The hedge funds have finally figured out where the power lies these days. According to an article from the Wall Street Journal, hedge funds have begun getting in on the lobbying action. The WSJ says that might explain why they were barely mentioned in the Obama administration's new regulatory recommendations released last week:
It isn't clear exactly why hedge funds escaped their worst fears. But one factor might have helped: The hedge-fund industry has been spending a lot more time and money in Washington during the past few years.
The administration's plan would have hedge funds register with the SEC and also suggests the Federal Reserve keep an eye on them for systemic risk purposes. Those are some pretty basic requirements, especially versus more stringent regulation that hedge funds feared. According that same WSJ article:
Tougher rules feared by hedge funds aren't in the proposal, such as requiring documentation of all trades or provisions that would force hedge funds to lower fees charged to investors. Such fees often have included a 2% management fee and a 20% cut of the fund's profits.
Yet, other than some short-selling antics, the hedge funds have shouldered virtually none of the blame for the financial crisis.

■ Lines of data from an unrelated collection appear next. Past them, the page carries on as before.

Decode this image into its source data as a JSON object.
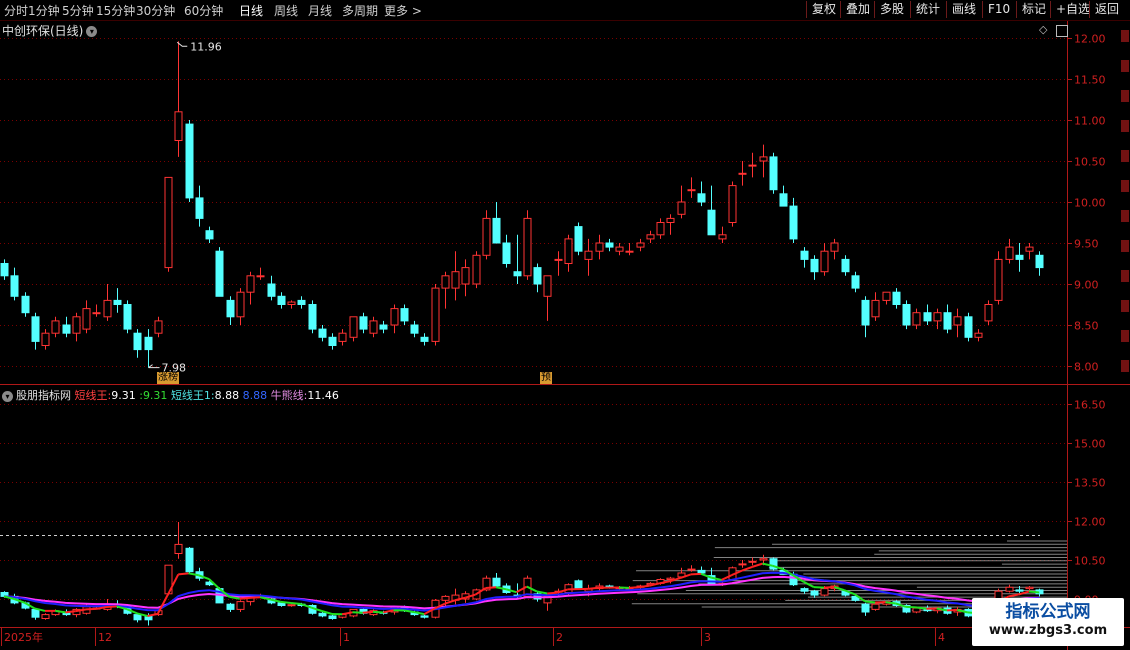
{
  "toolbar": {
    "periods": [
      "分时",
      "1分钟",
      "5分钟",
      "15分钟",
      "30分钟",
      "60分钟",
      "日线",
      "周线",
      "月线",
      "多周期",
      "更多 >"
    ],
    "active_period": "日线",
    "buttons": [
      "复权",
      "叠加",
      "多股",
      "统计",
      "画线",
      "F10",
      "标记",
      "+自选",
      "返回"
    ]
  },
  "main": {
    "title": "中创环保(日线)",
    "high_annotation": "11.96",
    "low_annotation": "7.98",
    "tag_limit": "涨榜",
    "tag_pre": "预",
    "yticks": [
      "12.00",
      "11.50",
      "11.00",
      "10.50",
      "10.00",
      "9.50",
      "9.00",
      "8.50",
      "8.00"
    ]
  },
  "indicator": {
    "name": "股朋指标网",
    "label1": "短线王:",
    "value1a": "9.31",
    "value1b": "9.31",
    "label2": "短线王1:",
    "value2a": "8.88",
    "value2b": "8.88",
    "label3": "牛熊线:",
    "value3": "11.46",
    "yticks": [
      "16.50",
      "15.00",
      "13.50",
      "12.00",
      "10.50",
      "9.00"
    ]
  },
  "xaxis": {
    "labels": [
      "2025年",
      "12",
      "1",
      "2",
      "3",
      "4"
    ]
  },
  "watermark": {
    "title": "指标公式网",
    "url": "www.zbgs3.com"
  },
  "colors": {
    "up": "#ff3333",
    "down": "#54ffff",
    "grid": "#7a0000",
    "axis": "#b01818",
    "line_short": "#ff2020",
    "line_short_alt": "#20e020",
    "line_short1": "#2020ff",
    "line_bull": "#ff33ff"
  },
  "chart_data": {
    "type": "candlestick",
    "ylim": [
      7.8,
      12.1
    ],
    "ylim_indicator": [
      8.7,
      17.2
    ],
    "candles": [
      [
        9.25,
        9.3,
        9.05,
        9.1
      ],
      [
        9.1,
        9.2,
        8.8,
        8.85
      ],
      [
        8.85,
        8.9,
        8.6,
        8.65
      ],
      [
        8.6,
        8.65,
        8.2,
        8.3
      ],
      [
        8.25,
        8.45,
        8.2,
        8.4
      ],
      [
        8.4,
        8.6,
        8.35,
        8.55
      ],
      [
        8.5,
        8.6,
        8.35,
        8.4
      ],
      [
        8.4,
        8.65,
        8.3,
        8.6
      ],
      [
        8.45,
        8.8,
        8.4,
        8.7
      ],
      [
        8.65,
        8.75,
        8.6,
        8.65
      ],
      [
        8.6,
        9.0,
        8.55,
        8.8
      ],
      [
        8.8,
        8.95,
        8.65,
        8.75
      ],
      [
        8.75,
        8.8,
        8.4,
        8.45
      ],
      [
        8.4,
        8.45,
        8.1,
        8.2
      ],
      [
        8.35,
        8.45,
        7.98,
        8.2
      ],
      [
        8.4,
        8.6,
        8.35,
        8.55
      ],
      [
        9.2,
        10.3,
        9.15,
        10.3
      ],
      [
        10.75,
        11.96,
        10.55,
        11.1
      ],
      [
        10.95,
        11.0,
        10.0,
        10.05
      ],
      [
        10.05,
        10.2,
        9.7,
        9.8
      ],
      [
        9.65,
        9.7,
        9.5,
        9.55
      ],
      [
        9.4,
        9.45,
        8.9,
        8.85
      ],
      [
        8.8,
        8.85,
        8.5,
        8.6
      ],
      [
        8.6,
        8.95,
        8.5,
        8.9
      ],
      [
        8.9,
        9.15,
        8.75,
        9.1
      ],
      [
        9.1,
        9.2,
        9.05,
        9.1
      ],
      [
        9.0,
        9.1,
        8.8,
        8.85
      ],
      [
        8.85,
        8.9,
        8.7,
        8.75
      ],
      [
        8.75,
        8.8,
        8.7,
        8.78
      ],
      [
        8.8,
        8.85,
        8.7,
        8.75
      ],
      [
        8.75,
        8.8,
        8.4,
        8.45
      ],
      [
        8.45,
        8.5,
        8.3,
        8.35
      ],
      [
        8.35,
        8.4,
        8.2,
        8.25
      ],
      [
        8.3,
        8.45,
        8.25,
        8.4
      ],
      [
        8.35,
        8.6,
        8.3,
        8.6
      ],
      [
        8.6,
        8.65,
        8.4,
        8.45
      ],
      [
        8.4,
        8.6,
        8.35,
        8.55
      ],
      [
        8.5,
        8.55,
        8.4,
        8.45
      ],
      [
        8.5,
        8.75,
        8.4,
        8.7
      ],
      [
        8.7,
        8.75,
        8.5,
        8.55
      ],
      [
        8.5,
        8.55,
        8.35,
        8.4
      ],
      [
        8.35,
        8.4,
        8.25,
        8.3
      ],
      [
        8.3,
        9.0,
        8.25,
        8.95
      ],
      [
        8.95,
        9.15,
        8.7,
        9.1
      ],
      [
        8.95,
        9.4,
        8.8,
        9.15
      ],
      [
        9.0,
        9.3,
        8.85,
        9.2
      ],
      [
        9.0,
        9.4,
        8.95,
        9.35
      ],
      [
        9.35,
        9.9,
        9.3,
        9.8
      ],
      [
        9.8,
        10.0,
        9.5,
        9.5
      ],
      [
        9.5,
        9.6,
        9.2,
        9.25
      ],
      [
        9.15,
        9.6,
        9.0,
        9.1
      ],
      [
        9.1,
        9.9,
        9.05,
        9.8
      ],
      [
        9.2,
        9.25,
        8.9,
        9.0
      ],
      [
        8.85,
        9.1,
        8.55,
        9.1
      ],
      [
        9.3,
        9.4,
        9.1,
        9.3
      ],
      [
        9.25,
        9.6,
        9.15,
        9.55
      ],
      [
        9.7,
        9.75,
        9.35,
        9.4
      ],
      [
        9.3,
        9.55,
        9.1,
        9.4
      ],
      [
        9.4,
        9.6,
        9.3,
        9.5
      ],
      [
        9.5,
        9.55,
        9.4,
        9.45
      ],
      [
        9.4,
        9.5,
        9.35,
        9.45
      ],
      [
        9.4,
        9.5,
        9.35,
        9.4
      ],
      [
        9.45,
        9.55,
        9.4,
        9.5
      ],
      [
        9.55,
        9.65,
        9.5,
        9.6
      ],
      [
        9.6,
        9.8,
        9.55,
        9.75
      ],
      [
        9.75,
        9.85,
        9.6,
        9.8
      ],
      [
        9.85,
        10.2,
        9.8,
        10.0
      ],
      [
        10.15,
        10.3,
        10.05,
        10.15
      ],
      [
        10.1,
        10.25,
        9.95,
        10.0
      ],
      [
        9.9,
        10.2,
        9.85,
        9.6
      ],
      [
        9.55,
        9.7,
        9.5,
        9.6
      ],
      [
        9.75,
        10.25,
        9.7,
        10.2
      ],
      [
        10.35,
        10.5,
        10.2,
        10.35
      ],
      [
        10.45,
        10.6,
        10.3,
        10.45
      ],
      [
        10.5,
        10.7,
        10.3,
        10.55
      ],
      [
        10.55,
        10.6,
        10.1,
        10.15
      ],
      [
        10.1,
        10.2,
        9.95,
        9.95
      ],
      [
        9.95,
        10.05,
        9.5,
        9.55
      ],
      [
        9.4,
        9.45,
        9.2,
        9.3
      ],
      [
        9.3,
        9.35,
        9.05,
        9.15
      ],
      [
        9.15,
        9.5,
        9.1,
        9.4
      ],
      [
        9.4,
        9.55,
        9.3,
        9.5
      ],
      [
        9.3,
        9.35,
        9.1,
        9.15
      ],
      [
        9.1,
        9.15,
        8.9,
        8.95
      ],
      [
        8.8,
        8.85,
        8.35,
        8.5
      ],
      [
        8.6,
        8.9,
        8.55,
        8.8
      ],
      [
        8.8,
        8.9,
        8.75,
        8.9
      ],
      [
        8.9,
        8.95,
        8.7,
        8.75
      ],
      [
        8.75,
        8.8,
        8.45,
        8.5
      ],
      [
        8.5,
        8.7,
        8.45,
        8.65
      ],
      [
        8.65,
        8.75,
        8.5,
        8.55
      ],
      [
        8.55,
        8.7,
        8.45,
        8.65
      ],
      [
        8.65,
        8.75,
        8.4,
        8.45
      ],
      [
        8.5,
        8.7,
        8.35,
        8.6
      ],
      [
        8.6,
        8.65,
        8.3,
        8.35
      ],
      [
        8.35,
        8.45,
        8.3,
        8.4
      ],
      [
        8.55,
        8.8,
        8.5,
        8.75
      ],
      [
        8.8,
        9.4,
        8.75,
        9.3
      ],
      [
        9.3,
        9.55,
        9.25,
        9.45
      ],
      [
        9.35,
        9.5,
        9.15,
        9.3
      ],
      [
        9.4,
        9.5,
        9.3,
        9.45
      ],
      [
        9.35,
        9.4,
        9.1,
        9.2
      ]
    ]
  }
}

Moreover, their business has not crashed and burned like the larger market. So it could easily be argued that there's no reason the administration's suggestions should have included much hedge fund regulation. As a result, the WSJ's conclusion screams speculation, but the following chart the article includes is somewhat compelling:
Last week, I mentioned that General Electric has decided it is in their best interest to play ball with Uncle Sam. It looks like hedge funds agree -- and with profit as their chief motive, this shouldn't be surprising. As government continues to get bigger, the dividends earned through lobbying will also grow. That's good news for big business, but not such good news for the smaller companies, industries or investors who cannot afford a significant lobbying presence in Washington.